Questo evento non è solo un tributo, ma una promessa per le future generazioni: quella di non dimenticare mai le radici del "nobile calcio" rappresentato da Giorgio Dal Monte.
Nel contesto difficile del dopoguerra, il calcio si è trasformato in un rifugio spirituale per molte comunità italiane, compresa quella valdostana. In quegli anni, la Cogne, l'emigrazione e il duro lavoro convivevano con i sogni di gloria che spesso si realizzavano sul campo da gioco. Fu in questo clima che Giorgio Dal Monte, noto come "Roccia", emerse come uno dei simboli di speranza per Aosta e tutta la regione.
La sua carriera, fin dai primi passi, fu segnata da un'incredibile dedizione e passione. Ogni sua mossa, ogni gol, diventava motivo di esultanza per una comunità che vedeva in lui la prova che anche dalle montagne potevano emergere grandi talenti.

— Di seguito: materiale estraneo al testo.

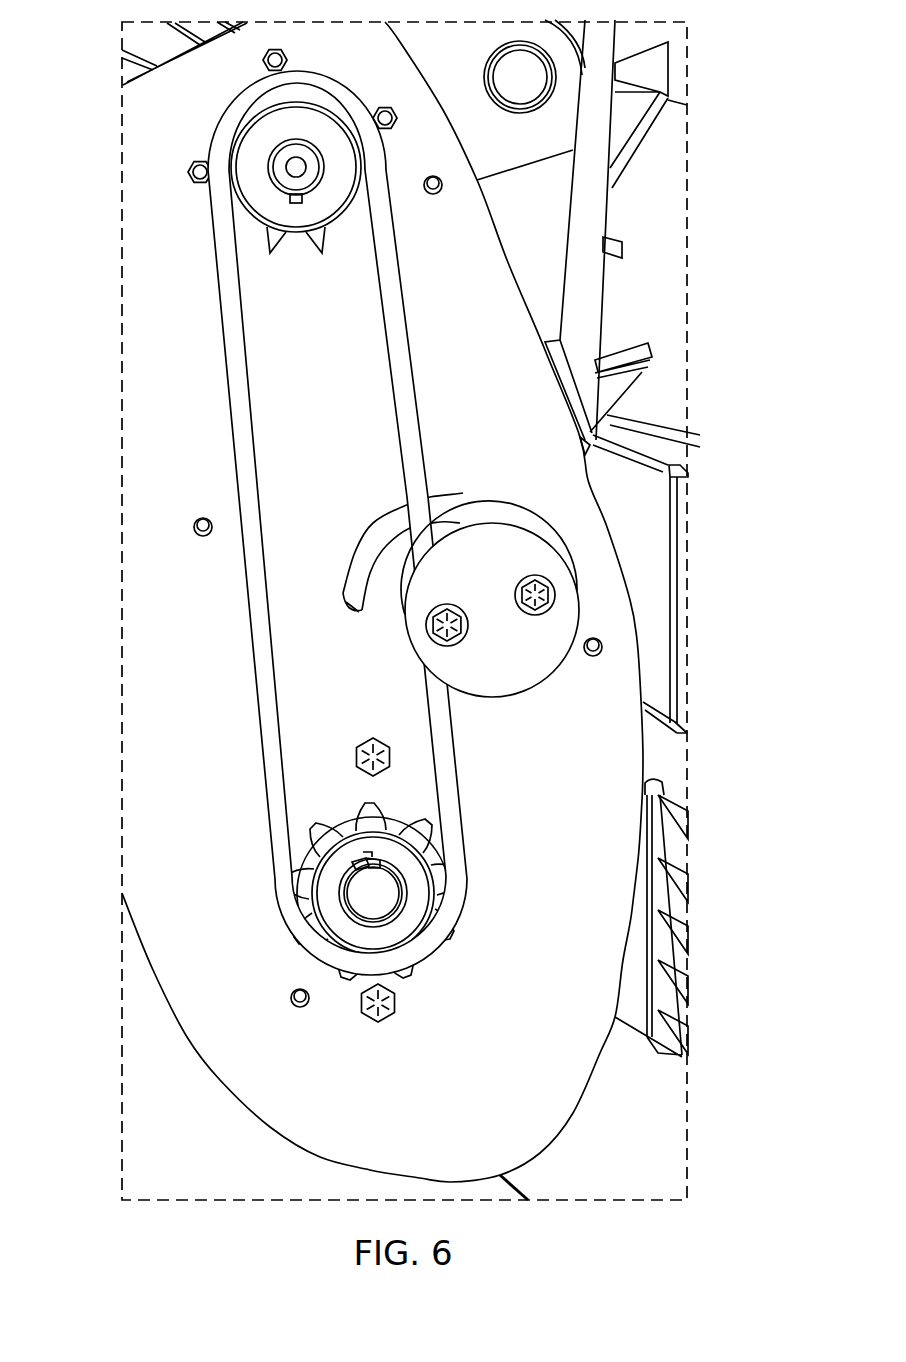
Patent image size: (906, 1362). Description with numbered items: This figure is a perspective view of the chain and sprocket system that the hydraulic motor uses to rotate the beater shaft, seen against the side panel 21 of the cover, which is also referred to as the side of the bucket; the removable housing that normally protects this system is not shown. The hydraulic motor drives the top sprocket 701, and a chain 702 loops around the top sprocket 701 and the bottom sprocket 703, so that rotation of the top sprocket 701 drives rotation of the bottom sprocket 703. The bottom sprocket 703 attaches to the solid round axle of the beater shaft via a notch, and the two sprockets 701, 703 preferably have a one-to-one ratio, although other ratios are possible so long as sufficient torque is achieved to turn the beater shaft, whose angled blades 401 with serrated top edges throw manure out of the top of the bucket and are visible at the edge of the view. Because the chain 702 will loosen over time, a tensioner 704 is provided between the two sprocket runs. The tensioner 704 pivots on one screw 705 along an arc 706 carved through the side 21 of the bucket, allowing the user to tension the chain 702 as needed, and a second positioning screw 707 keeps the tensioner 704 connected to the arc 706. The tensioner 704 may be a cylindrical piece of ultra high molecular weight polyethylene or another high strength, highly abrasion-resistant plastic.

The side panel 21 is at (163, 315).
The blade 401 is at (635, 943).
The top sprocket 701 is at (258, 192).
The chain 702 is at (242, 495).
The bottom sprocket 703 is at (328, 893).
The tensioner 704 is at (537, 653).
The screw 705 is at (443, 613).
The arc 706 is at (353, 580).
The second positioning screw 707 is at (537, 590).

Le sue prestazioni, caratterizzate da un'abilità straordinaria e da una grinta inconfondibile, lo resero ben presto una figura ammirata in tutta Italia.
Il 1952 segnò un punto di svolgimento nella vita di Giorgio Dal Monte. A soli 21 anni, salì su un treno diretto verso Genova, dove avrebbe vestito i colori del Genoa. Il suo trasferimento, celebrato con grande enfasi, rappresentò una vittoria non solo personale, ma collettiva per Aosta. Era il momento in cui il sogno diventava realtà, dimostrando che anche i giovani valdostani potevano competere sui più grandi palcoscenici nazionali.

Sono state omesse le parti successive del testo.